Il governo americano ha avuto dei colloqui con Elon Musk sull’uso dei satelliti Starlink in Ucraina. Lo ha detto il Segretario di Stato Americano, Antony Blinken, in un’intervista a Nbc News. “Non posso condividere i contenuti  dei colloqui che abbiamo avuto, posso solo dire che ci sono stati dei colloqui”, ha risposto Blinken alla domanda se l’amministrazione avesse chiesto al proprietario di Tesla, Twitter e Space X di non limitare l’uso dei suoi satelliti in Ucraina. A inizio febbraio era emerso che il miliardario avesse deciso di tagliare il suo internet satellitare dopo che Kiev lo aveva usato per scopi militari, contravvenendo agli accordi. 3.13
 

Kasparov: “La fine del regime di Putin potrà avvenire solo con una sconfitta militare”

“La liberazione dal fascismo del presidente Vladimir Putin passa attraverso l’Ucraina”. Lo dice l’ex campione di scacchi e critico del Cremlino, Garry Kasparov, durante una tavola rotonda sul “futuro democratico” della Russia alla Conferenza sulla sicurezza di Monaco. “I russi vivono in una bolla”, sostiene Kasparov: “Questa bolla non può essere spezzata a meno che l’idea di impero non crolli, grazie a una sconfitta militare”. Alla tavola rotonda hanno partecipato anche l’ex magnate Mikhail Khodorkovsky, l’attivista per i diritti Zhanna Nemtsova – figlia dell’oppositore del Cremlino Boris Nemtsov – e Irina Scherbakova, cofondatrice dell’organizzazione per i diritti russi Memorial, vincitrice del Premio Nobel per la Pace. Il campione di scacchi ha infine esortato l’Occidente a continuare a sostenere Kiev, affermando che “nessuna spesa è eccessiva per l’Ucraina”. 
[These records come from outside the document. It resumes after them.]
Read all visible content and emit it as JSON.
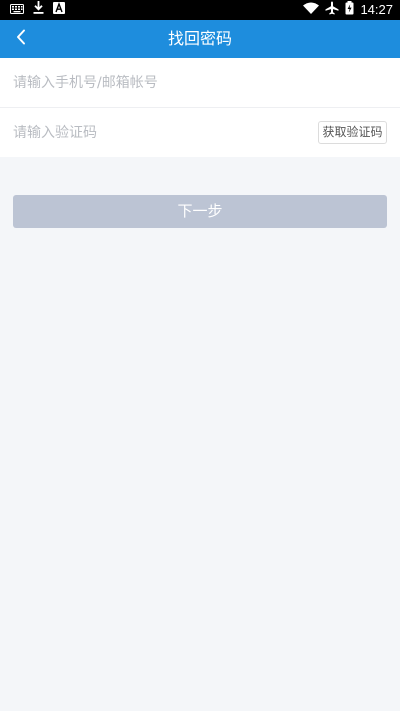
{
  "status_bar": {
    "time": "14:27",
    "left_icons": [
      "keyboard-icon",
      "download-icon",
      "font-icon"
    ],
    "right_icons": [
      "wifi-icon",
      "airplane-icon",
      "battery-icon"
    ]
  },
  "header": {
    "title": "找回密码",
    "back_icon": "chevron-left-icon",
    "background": "#1e8ddd"
  },
  "form": {
    "account_placeholder": "请输入手机号/邮箱帐号",
    "account_value": "",
    "code_placeholder": "请输入验证码",
    "code_value": "",
    "get_code_label": "获取验证码"
  },
  "actions": {
    "next_label": "下一步",
    "next_color": "#bcc4d4"
  }
}
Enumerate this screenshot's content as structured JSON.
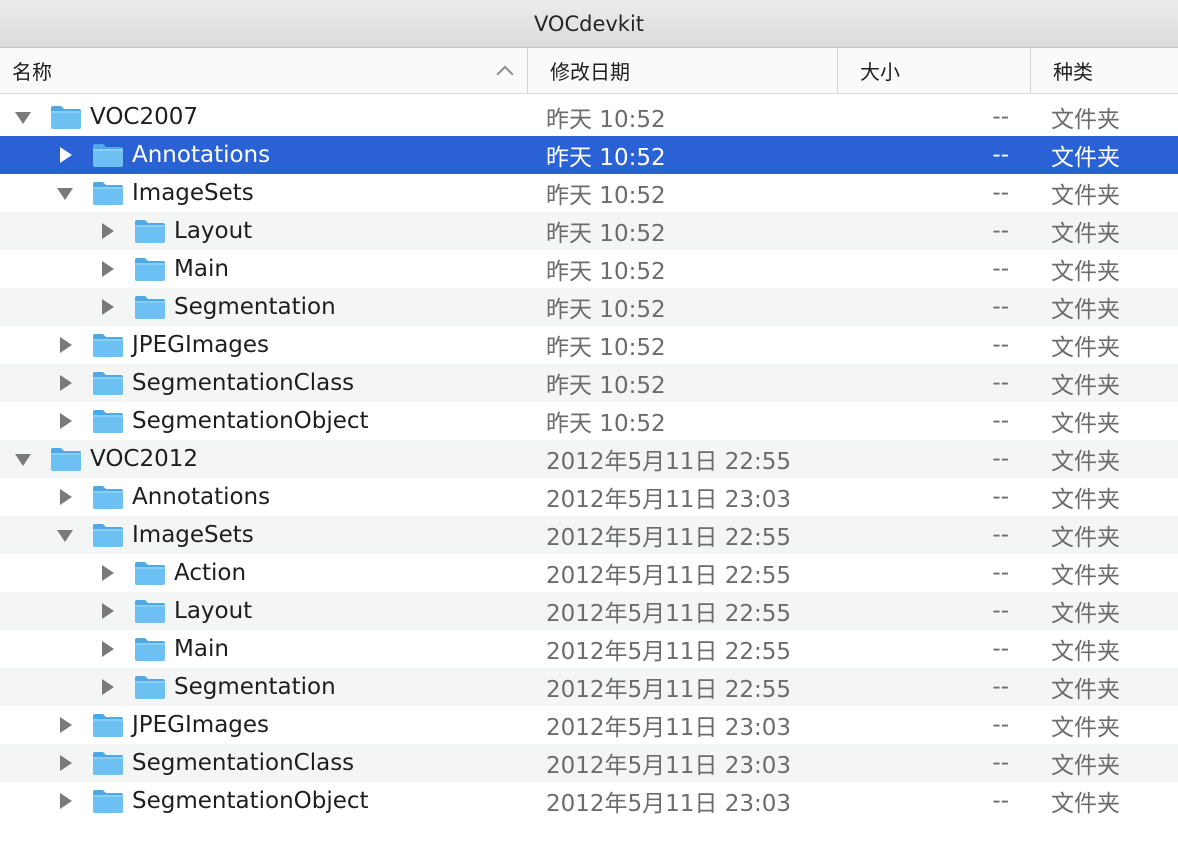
{
  "window": {
    "title": "VOCdevkit"
  },
  "columns": {
    "name": "名称",
    "date": "修改日期",
    "size": "大小",
    "kind": "种类"
  },
  "colors": {
    "selection": "#2a62d6",
    "folder": "#6cc1f2",
    "stripe": "#f4f5f5"
  },
  "rows": [
    {
      "name": "VOC2007",
      "date": "昨天 10:52",
      "size": "--",
      "kind": "文件夹",
      "level": 0,
      "expanded": true,
      "selected": false
    },
    {
      "name": "Annotations",
      "date": "昨天 10:52",
      "size": "--",
      "kind": "文件夹",
      "level": 1,
      "expanded": false,
      "selected": true
    },
    {
      "name": "ImageSets",
      "date": "昨天 10:52",
      "size": "--",
      "kind": "文件夹",
      "level": 1,
      "expanded": true,
      "selected": false
    },
    {
      "name": "Layout",
      "date": "昨天 10:52",
      "size": "--",
      "kind": "文件夹",
      "level": 2,
      "expanded": false,
      "selected": false
    },
    {
      "name": "Main",
      "date": "昨天 10:52",
      "size": "--",
      "kind": "文件夹",
      "level": 2,
      "expanded": false,
      "selected": false
    },
    {
      "name": "Segmentation",
      "date": "昨天 10:52",
      "size": "--",
      "kind": "文件夹",
      "level": 2,
      "expanded": false,
      "selected": false
    },
    {
      "name": "JPEGImages",
      "date": "昨天 10:52",
      "size": "--",
      "kind": "文件夹",
      "level": 1,
      "expanded": false,
      "selected": false
    },
    {
      "name": "SegmentationClass",
      "date": "昨天 10:52",
      "size": "--",
      "kind": "文件夹",
      "level": 1,
      "expanded": false,
      "selected": false
    },
    {
      "name": "SegmentationObject",
      "date": "昨天 10:52",
      "size": "--",
      "kind": "文件夹",
      "level": 1,
      "expanded": false,
      "selected": false
    },
    {
      "name": "VOC2012",
      "date": "2012年5月11日 22:55",
      "size": "--",
      "kind": "文件夹",
      "level": 0,
      "expanded": true,
      "selected": false
    },
    {
      "name": "Annotations",
      "date": "2012年5月11日 23:03",
      "size": "--",
      "kind": "文件夹",
      "level": 1,
      "expanded": false,
      "selected": false
    },
    {
      "name": "ImageSets",
      "date": "2012年5月11日 22:55",
      "size": "--",
      "kind": "文件夹",
      "level": 1,
      "expanded": true,
      "selected": false
    },
    {
      "name": "Action",
      "date": "2012年5月11日 22:55",
      "size": "--",
      "kind": "文件夹",
      "level": 2,
      "expanded": false,
      "selected": false
    },
    {
      "name": "Layout",
      "date": "2012年5月11日 22:55",
      "size": "--",
      "kind": "文件夹",
      "level": 2,
      "expanded": false,
      "selected": false
    },
    {
      "name": "Main",
      "date": "2012年5月11日 22:55",
      "size": "--",
      "kind": "文件夹",
      "level": 2,
      "expanded": false,
      "selected": false
    },
    {
      "name": "Segmentation",
      "date": "2012年5月11日 22:55",
      "size": "--",
      "kind": "文件夹",
      "level": 2,
      "expanded": false,
      "selected": false
    },
    {
      "name": "JPEGImages",
      "date": "2012年5月11日 23:03",
      "size": "--",
      "kind": "文件夹",
      "level": 1,
      "expanded": false,
      "selected": false
    },
    {
      "name": "SegmentationClass",
      "date": "2012年5月11日 23:03",
      "size": "--",
      "kind": "文件夹",
      "level": 1,
      "expanded": false,
      "selected": false
    },
    {
      "name": "SegmentationObject",
      "date": "2012年5月11日 23:03",
      "size": "--",
      "kind": "文件夹",
      "level": 1,
      "expanded": false,
      "selected": false
    }
  ]
}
Offensiva diplomatica cinese, incontro Wang- Borrell

Cina e Unione Europea devono migliorare la comunicazione reciproca per trovare una “soluzione politica” alla crisi ucraina. È la sintesi di quello che il capo della diplomazia cinese, Wang Yi, ha detto all’Alto Rappresentante per le Politiche estere e di Difesa dell’Unione Europea, Josep Borrell a margine della Conferenza sulla Sicurezza di Monaco. “Cina e Unione Europea”, ha aggiunto Wang, che è il capo dell’Ufficio della Commissione Centrale per gli Affari Esteri del Partito Comunista Cinese, “dovrebbero rafforzare la cooperazione per infondere più stabilità nel mondo”. “Le due parti dovrebbero rispettare gli interessi reciproci”, ha replicato Borrell, “perché Cina e Unione Europea sono partner, non rivali, e il consenso supera di gran lunga le differenze”. Non poteva mancare un riferimento a ciò che conta di più per Pechino: “le due parti dovrebbero rifiutare la separazione delle economie e la disconnessione, e mantenere congiuntamente la stabilità delle catene di produzione e forniture globali”, ha aggiunto Wang.